I really enjoyed this book, but it has taken me a while to get to this review, so it will not be as detailed or coherent as it would have been had I done it right away after finishing the book. I was familiar with a lot of the biographical detail from the war years, when she was Churchill’s daughter-in-law, but not the Democratic Party activism of her later years, which took place when I was a young adult in the 1980s.
From her experiences during World War II, Pamela was well aware of the devastation of war, and the moral price of victory, and this informed the rest of her life’s work.
She married three times, and each time was devastated by her husband’s finances, though it took egregious, criminal mismanagement to diminish the Harriman fortune. But she was a resilient woman, underestimated by many as a lightweight, mostly because of her gender.
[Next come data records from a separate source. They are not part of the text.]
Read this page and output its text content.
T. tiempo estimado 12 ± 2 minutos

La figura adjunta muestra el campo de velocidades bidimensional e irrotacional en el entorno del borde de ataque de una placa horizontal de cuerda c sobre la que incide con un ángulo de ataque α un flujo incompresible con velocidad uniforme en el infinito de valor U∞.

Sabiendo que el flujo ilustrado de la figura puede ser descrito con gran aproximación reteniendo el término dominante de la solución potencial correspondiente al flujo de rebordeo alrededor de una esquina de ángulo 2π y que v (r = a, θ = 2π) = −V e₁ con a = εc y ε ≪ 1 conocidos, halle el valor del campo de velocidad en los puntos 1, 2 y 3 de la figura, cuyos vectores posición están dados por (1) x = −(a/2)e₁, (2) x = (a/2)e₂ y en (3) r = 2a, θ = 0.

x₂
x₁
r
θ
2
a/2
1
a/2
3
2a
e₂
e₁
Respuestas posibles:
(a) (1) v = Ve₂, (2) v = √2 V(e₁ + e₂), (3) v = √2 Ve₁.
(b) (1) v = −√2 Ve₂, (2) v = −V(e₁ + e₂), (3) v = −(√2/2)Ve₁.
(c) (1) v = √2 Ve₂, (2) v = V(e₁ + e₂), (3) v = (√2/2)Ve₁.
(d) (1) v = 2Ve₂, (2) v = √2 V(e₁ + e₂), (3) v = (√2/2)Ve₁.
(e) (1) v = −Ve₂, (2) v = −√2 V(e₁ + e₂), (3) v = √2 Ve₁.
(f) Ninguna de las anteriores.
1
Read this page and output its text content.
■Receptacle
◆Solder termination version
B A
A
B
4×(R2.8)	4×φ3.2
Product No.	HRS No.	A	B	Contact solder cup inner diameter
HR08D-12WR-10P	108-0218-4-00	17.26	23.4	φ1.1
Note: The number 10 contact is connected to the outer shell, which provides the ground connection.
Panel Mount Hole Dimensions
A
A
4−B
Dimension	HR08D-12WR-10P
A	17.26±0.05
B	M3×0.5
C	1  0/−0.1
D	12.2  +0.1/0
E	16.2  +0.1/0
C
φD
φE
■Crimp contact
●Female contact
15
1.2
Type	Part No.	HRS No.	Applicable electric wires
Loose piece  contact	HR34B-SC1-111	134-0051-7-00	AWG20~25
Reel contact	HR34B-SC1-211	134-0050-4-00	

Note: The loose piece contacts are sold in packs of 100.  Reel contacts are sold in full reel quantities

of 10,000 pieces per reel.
Many famous people crossed her path, and show up in this book: Nelson Mandela, Doris Kearns Goodwin, Sally Bedell Smith (!), who wrote an unauthorized uncomplimentary biography, Joan Rivers (also mean), Donald Trump (she called him abrasive, “phony and tacky”), Gorbachev, Katharine Graham, Bill Bradley (who spoke at one of her “issues evenings’ and was described as very smart, but boring), Clarence Thomas (unqualified). She worked to raise money for Democrats, find leaders of the future, and identify policies that would rejuvenate the party. We could use that today..
She was instrumental in bringing the Democratic Party to the center, and promoting Bill Clinton as a candidate. She believed that a superpower that did not protect the vulnerable was not worthy of the name, and helped behind the scenes to forge the Bosnian peace accords. She said that “Europe still looks to the US as the pillar of strength… If democracy and freedom can prevail, it will come from the United States. We have a responsibility to continue to help Europe, a responsibility to … our veterans who gave their lives so Europe could be free.” (408 )How sad to read that in the context of today’s abandonment of Ukraine.
An interesting fact I did not know was that George HW Bush asked Great Britain to look into Clinton’s student “activities”!!!
With her fortune diminished, she stopped staying at Claridge’s in London and switched to The Stafford!
She changed her will 15 days before her death, to the detriment of her son Winston, previously her sole heir, but who had deserted his wife of 31 years, and in favor of her daughter-in-law Minnie.
I want to see the famous Van Gogh, “ White Roses,” donated by Pamela in accordance with the wish of her great love from the war years and her final husband, Averell Harriman, to the National Gallery in DC. It is in the West Building, in Gallery 83, on the main floor.